Today, I came across a more systematic critique of Lawrence Krauss and his views, by a more learned gentleman and a certified philosopher to boot (he's a professor at CUNY). His en passant swipe at Richard Dawkins is particularly amusing, and confirms what I'd suspected back then, when I posted Krauss's article on facebook - Krauss and Dawkins are mutual shills. Hawking is not spared either. If philosophers suffer from penis envy, there's another Freudian metaphor for what scientists suffer from, according to the author:
Okay, others can play the same game too, so I’m going to put forth the hypothesis that the reason physicists such as Weinberg, Hawking and Krauss keep bashing philosophy is because they suffer from an intellectual version of the Oedipus Complex (you know, philosophy was the mother of science and all that... you can work out the details of the inherent sexual frustrations from there)
Accept that the philosophy of science is as much use to a scientist as ornithology is to a duck. Ornithologists do know a lot about ducks, but ducks know nothing at all about ornithologists
Indeed.
Like most scientists, Lawrence doesn’t get a lot out of the philosophy of science.
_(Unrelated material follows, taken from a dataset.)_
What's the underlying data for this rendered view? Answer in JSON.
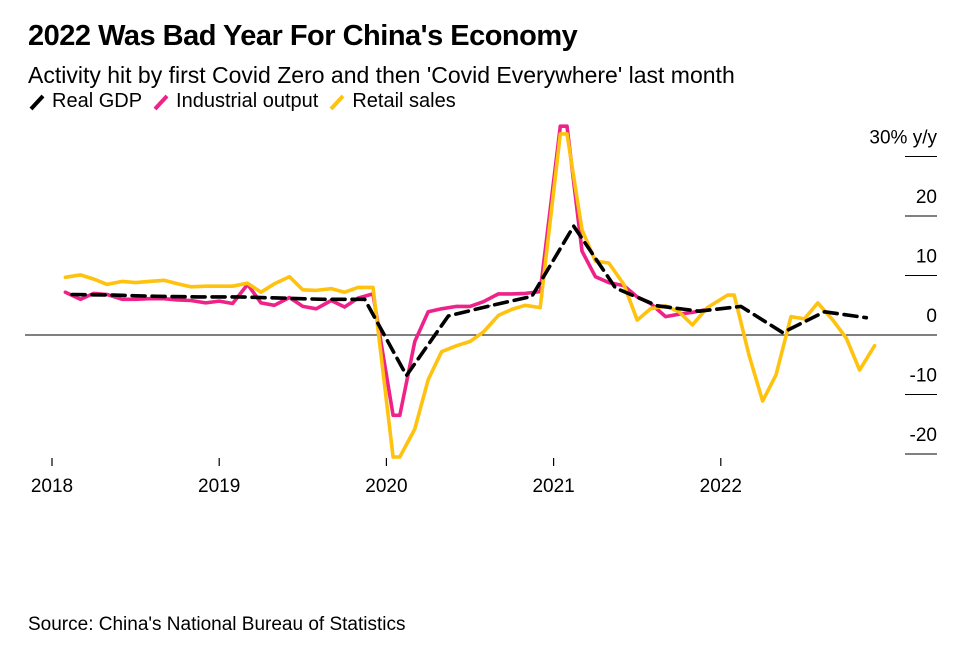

That’s okay; the point of philosophy is not to be “useful” to science, any more than the point of mycology is to be “useful” to fungi. Philosophers of science aren’t trying to do science, they are trying to understand how science works, and how it should work, and to tease out the logic and standards underlying scientific argumentation, and to situate scientific knowledge within a broader epistemological context, and a bunch of other things that can be perfectly interesting without pretending to be science itself. And if you’re not interested, that’s fine. But trying to undermine the legitimacy of the field through a series of wisecracks is kind of lame, and ultimately anti-intellectual — it represents exactly the kind of unwillingness to engage respectfully with careful scholarship in another discipline that we so rightly deplore when people feel that way about science.